ビットコインは28日、米株市場の取引開始に合わせて6万3000ドルを割り込み、10日ぶりの安値を付けた。アジア市場で広がった半導体株安が米テック株に波及し、暗号資産市場にも売りが広がった。Cointelegraphが報じた。
ビットコインが6万3000ドルを下回るのは7月17日以来。同じ時間帯にナスダック総合指数は1%超下落した。Micron Technologyは寄り付き直後に10%超下げ、その後も戻りを打ち消して、5月22日以来の安値水準まで下落した。
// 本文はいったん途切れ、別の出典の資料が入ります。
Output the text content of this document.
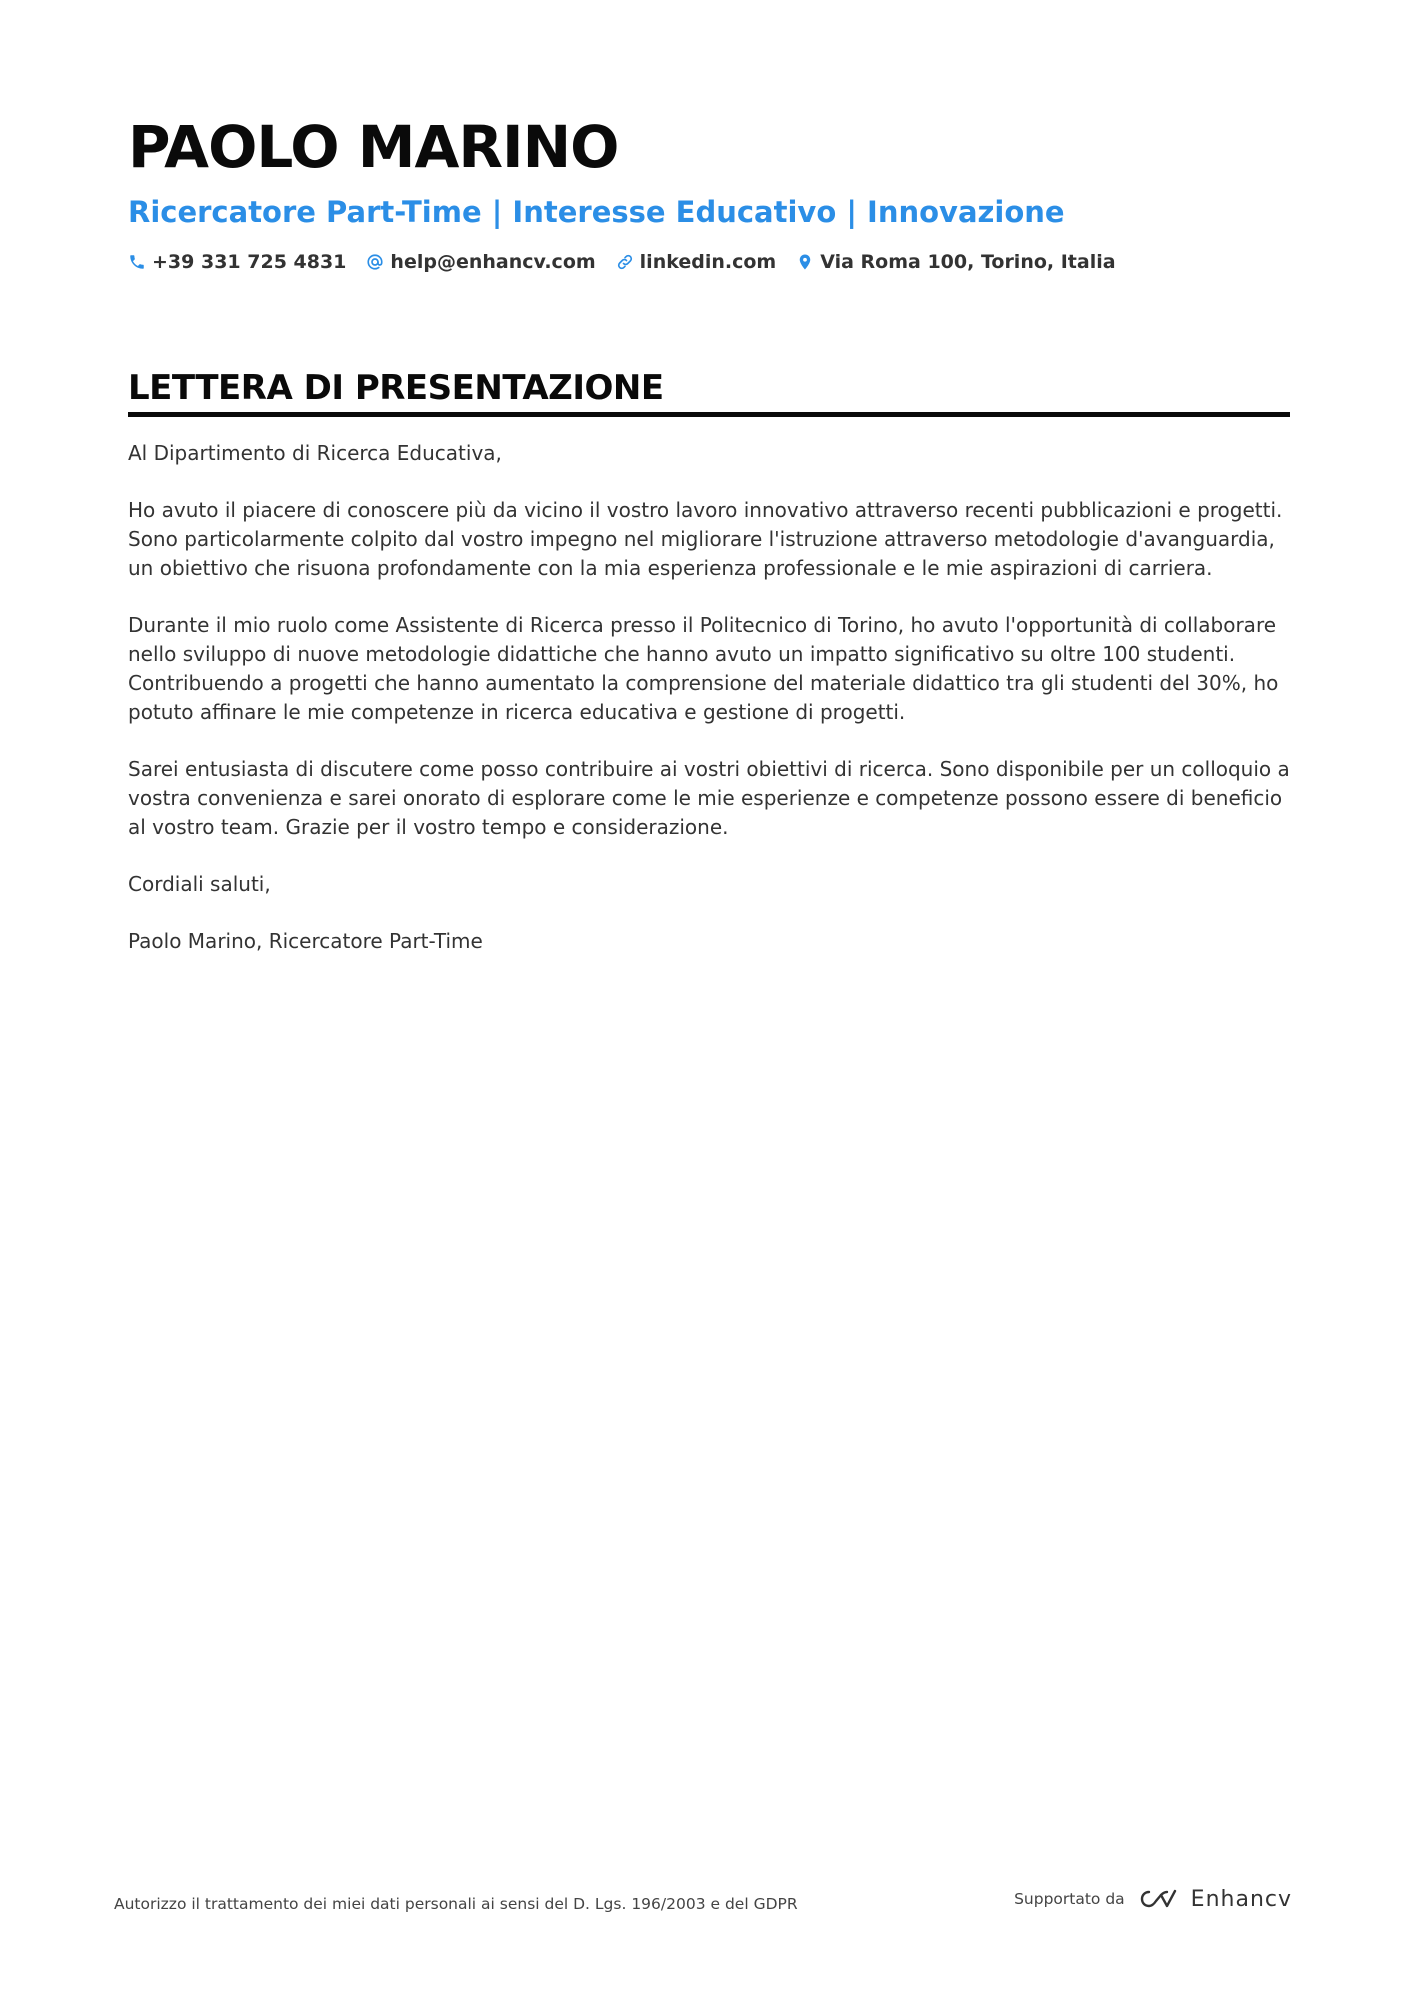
PAOLO MARINO
Ricercatore Part-Time | Interesse Educativo | Innovazione
+39 331 725 4831 help@enhancv.com linkedin.com Via Roma 100, Torino, Italia
LETTERA DI PRESENTAZIONE

Al Dipartimento di Ricerca Educativa,

Ho avuto il piacere di conoscere più da vicino il vostro lavoro innovativo attraverso recenti pubblicazioni e progetti. Sono particolarmente colpito dal vostro impegno nel migliorare l'istruzione attraverso metodologie d'avanguardia, un obiettivo che risuona profondamente con la mia esperienza professionale e le mie aspirazioni di carriera.

Durante il mio ruolo come Assistente di Ricerca presso il Politecnico di Torino, ho avuto l'opportunità di collaborare nello sviluppo di nuove metodologie didattiche che hanno avuto un impatto significativo su oltre 100 studenti. Contribuendo a progetti che hanno aumentato la comprensione del materiale didattico tra gli studenti del 30%, ho potuto affinare le mie competenze in ricerca educativa e gestione di progetti.

Sarei entusiasta di discutere come posso contribuire ai vostri obiettivi di ricerca. Sono disponibile per un colloquio a vostra convenienza e sarei onorato di esplorare come le mie esperienze e competenze possono essere di beneficio al vostro team. Grazie per il vostro tempo e considerazione.

Cordiali saluti,

Paolo Marino, Ricercatore Part-Time

Autorizzo il trattamento dei miei dati personali ai sensi del D. Lgs. 196/2003 e del GDPR	Supportato da	Enhancv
アジア市場でも半導体関連株の下げが目立った。韓国のKOSPIは10.8%下落し、SK hynixは14.8%安となった。日本のメモリメーカーKioxia Holdingsも同日に18.3%下げた。
背景には、大手クラウド企業によるAIインフラ投資の拡大が今後も続くのかを巡る懸念がある。Alphabet、Microsoft、Amazon、Metaの2026年の設備投資見通しの合計は7250億〜7300億ドルに達し、ウォール街では2027年に9000億ドルまで膨らむ可能性があるとの見方も出ている。
一方、Alphabetは第2四半期にクラウド部門が82%成長したものの、同期間に59億ドルの資金流出を初めて記録した。
暗号資産デリバティブ市場でも売り圧力は強まった。CoinGlassによると、直近24時間の暗号資産市場におけるロングポジションの清算額は5億1000万ドルを超えた。